Concrete next steps before doing a third recall pass:
- PMC-first fetcher — for any retracted/control paper with a PMC
ID (most NIH-funded work has one), pull the PDF directly from
https://www.ncbi.nlm.nih.gov/pmc/articles/{PMC_ID}/pdf/{PMC_ID}.pdf. This bypasses publisher 403s on a large fraction of biomedical retractions. - Recalibrate T5 — fit the reference distribution on a subfield-specific corpus of OA papers (~10k articles) rather than reusing the 2014 psychology baseline. The recalibration could be per-subfield (rather than global).
- Stratify the report by Retraction Watch reason code when the RW CSV is provided. Image duplication retractions should pop F1 even harder; data-fabrication retractions might show T5 elevation if the writing-style fingerprint of fabricated text actually replicates. Plagiarism retractions should be silent on PaperGuard (it does not do text reuse) — measurable null result.
- Pair with supplementary-file detection. For papers where
OpenAlex returns a
supplementary_fileslink, scan those too and record per-arm signal lift. This is the use case PaperGuard was actually built for.
.venv/Scripts/python.exe scripts/recall_test_v2.py \
--n 100 \
--out scripts/recall_test_v2_results.json
.venv/Scripts/python.exe scripts/recall_analyze.py \
scripts/recall_test_v2_results.jsonscripts/recall_test_v2.py makes 200 OpenAlex calls and 200
publisher PDF downloads (rate-limited 1 req/s/host). Wall clock is
about 1–2 hours on a fast link, longer on a flaky one. The SHA-256 of
each successful download is recorded in the output JSON so the
specific PDFs are traceable.
scripts/recall_analyze.py is decoupled from the runner and can be
re-run on the final or partial JSON without redoing downloads.
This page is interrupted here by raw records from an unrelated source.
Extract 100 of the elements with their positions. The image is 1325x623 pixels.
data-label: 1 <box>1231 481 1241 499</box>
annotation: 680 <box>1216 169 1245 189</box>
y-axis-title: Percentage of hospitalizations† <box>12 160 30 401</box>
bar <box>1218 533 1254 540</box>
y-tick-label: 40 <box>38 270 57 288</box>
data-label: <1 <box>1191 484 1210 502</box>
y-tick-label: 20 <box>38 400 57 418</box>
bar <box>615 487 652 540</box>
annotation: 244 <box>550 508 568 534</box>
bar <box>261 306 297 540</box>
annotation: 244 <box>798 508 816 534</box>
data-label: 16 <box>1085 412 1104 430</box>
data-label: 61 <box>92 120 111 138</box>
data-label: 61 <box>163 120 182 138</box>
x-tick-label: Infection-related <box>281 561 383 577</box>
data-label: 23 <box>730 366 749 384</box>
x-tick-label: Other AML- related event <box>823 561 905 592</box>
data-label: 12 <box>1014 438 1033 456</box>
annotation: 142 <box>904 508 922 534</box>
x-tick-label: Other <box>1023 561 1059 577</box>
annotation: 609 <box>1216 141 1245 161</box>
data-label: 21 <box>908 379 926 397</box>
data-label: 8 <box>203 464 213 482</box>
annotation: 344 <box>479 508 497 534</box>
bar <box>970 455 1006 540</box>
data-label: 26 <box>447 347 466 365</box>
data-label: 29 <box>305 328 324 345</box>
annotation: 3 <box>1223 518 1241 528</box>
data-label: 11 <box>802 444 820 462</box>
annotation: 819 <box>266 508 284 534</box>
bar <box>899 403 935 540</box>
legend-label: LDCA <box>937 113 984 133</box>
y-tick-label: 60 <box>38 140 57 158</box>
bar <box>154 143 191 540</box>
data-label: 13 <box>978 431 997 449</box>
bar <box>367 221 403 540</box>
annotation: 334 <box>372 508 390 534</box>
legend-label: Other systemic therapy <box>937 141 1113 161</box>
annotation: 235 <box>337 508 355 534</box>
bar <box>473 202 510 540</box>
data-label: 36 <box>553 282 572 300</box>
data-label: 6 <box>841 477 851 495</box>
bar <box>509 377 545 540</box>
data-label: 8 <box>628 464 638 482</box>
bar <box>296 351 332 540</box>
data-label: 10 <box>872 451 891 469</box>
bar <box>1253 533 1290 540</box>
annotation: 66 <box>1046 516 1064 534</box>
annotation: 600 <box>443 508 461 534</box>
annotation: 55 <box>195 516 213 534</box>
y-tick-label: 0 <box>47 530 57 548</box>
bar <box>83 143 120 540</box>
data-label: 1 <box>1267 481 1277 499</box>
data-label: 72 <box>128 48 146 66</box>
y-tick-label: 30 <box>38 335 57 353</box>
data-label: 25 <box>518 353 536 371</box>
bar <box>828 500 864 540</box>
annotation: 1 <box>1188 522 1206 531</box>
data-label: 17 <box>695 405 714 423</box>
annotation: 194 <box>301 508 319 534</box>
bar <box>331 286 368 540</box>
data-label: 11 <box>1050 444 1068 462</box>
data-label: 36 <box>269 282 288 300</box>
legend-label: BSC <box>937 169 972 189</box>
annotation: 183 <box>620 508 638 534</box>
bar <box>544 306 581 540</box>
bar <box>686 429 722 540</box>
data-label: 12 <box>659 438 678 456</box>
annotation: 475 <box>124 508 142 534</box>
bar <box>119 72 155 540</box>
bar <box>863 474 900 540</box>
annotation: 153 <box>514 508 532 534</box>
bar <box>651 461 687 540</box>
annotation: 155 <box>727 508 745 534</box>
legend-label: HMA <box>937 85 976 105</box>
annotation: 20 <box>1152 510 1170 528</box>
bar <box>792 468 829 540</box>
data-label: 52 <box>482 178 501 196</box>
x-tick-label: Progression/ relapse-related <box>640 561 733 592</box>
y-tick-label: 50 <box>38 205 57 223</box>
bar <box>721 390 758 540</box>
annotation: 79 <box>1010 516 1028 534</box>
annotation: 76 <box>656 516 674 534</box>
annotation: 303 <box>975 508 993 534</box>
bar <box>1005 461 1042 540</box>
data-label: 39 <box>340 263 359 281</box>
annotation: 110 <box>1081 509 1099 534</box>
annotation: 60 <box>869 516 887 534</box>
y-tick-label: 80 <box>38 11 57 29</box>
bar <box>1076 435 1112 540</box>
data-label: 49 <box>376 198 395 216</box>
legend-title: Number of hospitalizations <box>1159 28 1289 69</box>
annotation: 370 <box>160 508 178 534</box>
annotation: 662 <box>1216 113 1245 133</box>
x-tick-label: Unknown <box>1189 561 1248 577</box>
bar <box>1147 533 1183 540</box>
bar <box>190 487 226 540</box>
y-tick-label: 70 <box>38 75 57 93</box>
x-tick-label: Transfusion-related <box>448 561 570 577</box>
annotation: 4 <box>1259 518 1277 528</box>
These numbers describe how PaperGuard behaves on the published-PDF slice of the retraction problem. They are not, and were never intended to be, an evaluation of "can PaperGuard catch fraud". PaperGuard flags statistical anomalies, not fraud; every finding lists possible innocent explanations; a flag is an invitation to look more carefully, not a conclusion. Most of the actually damning evidence in real cases (Wansink p-hacked spreadsheets, Stapel's suspiciously clean Excel files, the Geng-method digit patterns) lived in the data files, not in the typeset PDFs of the resulting papers.